[Zodb-checkins] CVS: ZODB3/zdaemon - zdaemon.py:1.3
Guido van Rossum
guido@python.org
Fri, 8 Nov 2002 16:51:23 -0500
Update of /cvs-repository/ZODB3/zdaemon
In directory cvs.zope.org:/tmp/cvs-serv25088
Modified Files:
zdaemon.py
Log Message:
Implement backoff. By default, after 10 rapid restarts, we exit; use
-f to keep trying forever.
=== ZODB3/zdaemon/zdaemon.py 1.2 => 1.3 ===
--- ZODB3/zdaemon/zdaemon.py:1.2 Fri Nov 8 14:16:30 2002
+++ ZODB3/zdaemon/zdaemon.py Fri Nov 8 16:51:23 2002
@@ -6,10 +6,10 @@
Usage: python zdaemon.py [zdaemon-options] program [program-arguments]
Options:
+ -b SECONDS -- set backoff limit to SECONDS (default 10; see below)
-d -- run as a proper daemon; fork a background process, close files etc.
+ -f -- run forever (by default, exit when the backoff limit is exceeded)
-h -- print usage message and exit
-
-Arguments:
program [program-arguments] -- an arbitrary application to run
This daemon manager has two purposes: it restarts the application when
@@ -21,15 +21,24 @@
it is not restarted. Any other form of termination (either being
killed by a signal or exiting with an exit status other than 2) causes
it to be restarted.
+
+Backoff limit: when the application exits (nearly) immediately after a
+restart, the daemon manager starts slowing down by delaying between
+restarts. The delay starts at 1 second and is increased by one on
+each restart up to the backoff limit given by the -b option; it is
+reset when the application runs for more than the backoff limit
+seconds. By default, when the delay reaches the backoff limit, the
+daemon manager exits (under the assumption that the application has a
+persistent fault). The -f (forever) option prevents this exit; use it
+when you expect that a temporary external problem (such as a network
+outage or an overfull disk) may prevent the application from starting
+but you want the daemon manager to keep trying.
+
"""
"""
XXX TO DO
-- A parametrizable "governor" on the automatic restart, limiting the
- frequency of restarts and possible stopping altogether if the
- application fails too often
-
- A way to stop both the daemon manager and the application.

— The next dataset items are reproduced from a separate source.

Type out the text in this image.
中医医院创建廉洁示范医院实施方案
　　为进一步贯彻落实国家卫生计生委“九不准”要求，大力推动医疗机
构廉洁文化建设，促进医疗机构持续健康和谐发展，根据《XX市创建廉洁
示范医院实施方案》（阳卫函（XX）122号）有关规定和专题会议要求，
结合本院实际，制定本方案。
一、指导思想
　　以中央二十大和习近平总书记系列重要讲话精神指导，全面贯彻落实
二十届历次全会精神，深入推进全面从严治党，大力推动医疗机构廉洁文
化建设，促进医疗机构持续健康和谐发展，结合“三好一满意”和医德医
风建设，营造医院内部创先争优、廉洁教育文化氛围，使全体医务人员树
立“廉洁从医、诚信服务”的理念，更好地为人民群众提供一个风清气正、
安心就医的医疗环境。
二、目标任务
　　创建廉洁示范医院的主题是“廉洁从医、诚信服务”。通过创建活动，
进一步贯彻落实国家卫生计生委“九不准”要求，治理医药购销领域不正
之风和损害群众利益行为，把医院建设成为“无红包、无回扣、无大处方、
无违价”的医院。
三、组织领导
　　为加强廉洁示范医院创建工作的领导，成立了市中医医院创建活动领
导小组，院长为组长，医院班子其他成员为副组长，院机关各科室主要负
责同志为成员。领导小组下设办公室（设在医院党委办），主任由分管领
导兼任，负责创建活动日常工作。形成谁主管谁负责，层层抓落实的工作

- A way to restart the application.
@@ -40,8 +49,9 @@
"""
import os
-assert os.name == "posix" # This code makes Unix-specific assumptions
+assert os.name == "posix" # This code has many Unix-specific assumptions
import sys
+import time
import getopt
import signal
from stat import ST_MODE
@@ -50,10 +60,14 @@
class Daemonizer:
+ # Settable options
+ daemon = 0
+ forever = 0
+ backofflimit = 10
+
def __init__(self):
self.filename = None
self.args = []
- self.daemon = 0
def main(self, args=None):
self.prepare(args)
@@ -64,7 +78,7 @@
args = sys.argv[1:]
self.blather("args=%s" % repr(args))
try:
- opts, args = getopt.getopt(args, "dh")
+ opts, args = getopt.getopt(args, "b:dfh")
except getopt.error, msg:
self.usage(str(msg))
self.parseoptions(opts)
@@ -73,11 +87,18 @@
def parseoptions(self, opts):
self.info("opts=%s" % repr(opts))
for o, a in opts:
+ if o == "-b":
+ try:
+ self.backofflimit = float(a)
+ except:
+ self.usage("invalid number: %s" % repr(a))
+ if o == "-d":
+ self.daemon += 1
+ if o == "-f":
+ self.forever += 1
if o == "-h":
print __doc__,
self.exit()
- if o == "-d":
- self.daemon += 1
def setprogram(self, args):
if not args:
@@ -133,7 +154,7 @@
def sigexit(self, sig, frame):
self.info("daemon manager killed by signal %s(%d)" %
- (self.signalname(sig), sig))
+ (self.signame(sig), sig))
self.exit(1)
def daemonize(self):
@@ -155,8 +176,32 @@
def runforever(self):
self.info("daemon manager started")
while 1:
+ self.governor()
self.forkandexec()
+ backoff = 0
+ lasttime = None
+
+ def governor(self):
+ # Back off if respawning too often
+ if not self.lasttime:
+ pass
+ elif time.time() - self.lasttime < self.backofflimit:
+ # Exited rather quickly; slow down the restarts
+ self.backoff += 1
+ if self.backoff >= self.backofflimit:
+ if self.forever:
+ self.backoff = self.backofflimit
+ else:
+ self.problem("restarting too often; quit")
+ self.exit(1)
+ self.info("sleep %s to avoid rapid restarts" % self.backoff)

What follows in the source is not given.